Weil nun aber so unmittelbar von den tragischen Selbstmorden (oder doch Morden?) berichtet wird, der kurze Roman vor An- und Vorausdeutungen nur so wimmelt, ist man sofort und bis zur letzten Seite gefesselt.
Dass Adorno, Benjamin und Borges zu den Fans von Perutz‘ „Der Meister des Jüngsten Tages“ zählten, zeigt ja schon, dass der Roman mehr ist als ein ganz normaler Krimi. Perutz baut psychoanalytische Erkenntnisse genauso clever in seinen Text wie Fragen der Moral, Identität und Realität.

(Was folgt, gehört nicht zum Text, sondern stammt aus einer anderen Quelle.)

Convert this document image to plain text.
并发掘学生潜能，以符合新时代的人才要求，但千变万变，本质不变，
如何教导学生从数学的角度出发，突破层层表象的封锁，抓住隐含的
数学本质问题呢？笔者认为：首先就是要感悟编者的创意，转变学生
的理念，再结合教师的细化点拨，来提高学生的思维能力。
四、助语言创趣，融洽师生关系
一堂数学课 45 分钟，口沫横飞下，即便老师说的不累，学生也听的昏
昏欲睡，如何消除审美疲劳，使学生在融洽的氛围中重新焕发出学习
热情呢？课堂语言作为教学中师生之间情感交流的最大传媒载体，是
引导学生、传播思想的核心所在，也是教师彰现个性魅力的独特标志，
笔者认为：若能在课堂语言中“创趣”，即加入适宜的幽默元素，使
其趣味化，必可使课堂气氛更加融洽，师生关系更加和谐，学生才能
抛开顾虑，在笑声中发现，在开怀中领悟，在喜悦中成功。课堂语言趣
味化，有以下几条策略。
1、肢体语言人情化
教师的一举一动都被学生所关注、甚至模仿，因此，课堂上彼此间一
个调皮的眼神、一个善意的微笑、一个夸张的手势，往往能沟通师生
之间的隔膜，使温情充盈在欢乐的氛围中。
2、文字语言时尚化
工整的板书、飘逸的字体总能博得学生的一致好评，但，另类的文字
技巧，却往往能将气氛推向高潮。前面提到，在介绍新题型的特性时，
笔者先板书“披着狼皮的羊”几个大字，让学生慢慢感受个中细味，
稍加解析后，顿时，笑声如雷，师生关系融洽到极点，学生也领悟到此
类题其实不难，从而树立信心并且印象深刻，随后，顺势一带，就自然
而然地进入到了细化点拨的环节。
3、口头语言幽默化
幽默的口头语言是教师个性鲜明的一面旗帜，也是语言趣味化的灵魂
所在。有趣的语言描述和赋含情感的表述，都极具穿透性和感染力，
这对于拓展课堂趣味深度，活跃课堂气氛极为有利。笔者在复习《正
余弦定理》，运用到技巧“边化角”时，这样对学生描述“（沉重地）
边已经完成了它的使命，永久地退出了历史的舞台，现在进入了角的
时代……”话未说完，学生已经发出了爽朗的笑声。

Zum Inhalt wird jetzt nicht viel verraten. Nur soviel: Wer Umberto Ecos „Der Name der Rose“ spannend aber zu dick fand, sollte zu Perutz greifen! Wer sich vorher doch informieren möchte, liest den umfangreichen Wikipedia-Eintrag. (Nur der genaue Titel des am Romananfang gespielten Brahms-Stückes muss nachgereicht werden: H-Dur-Trio op.8.)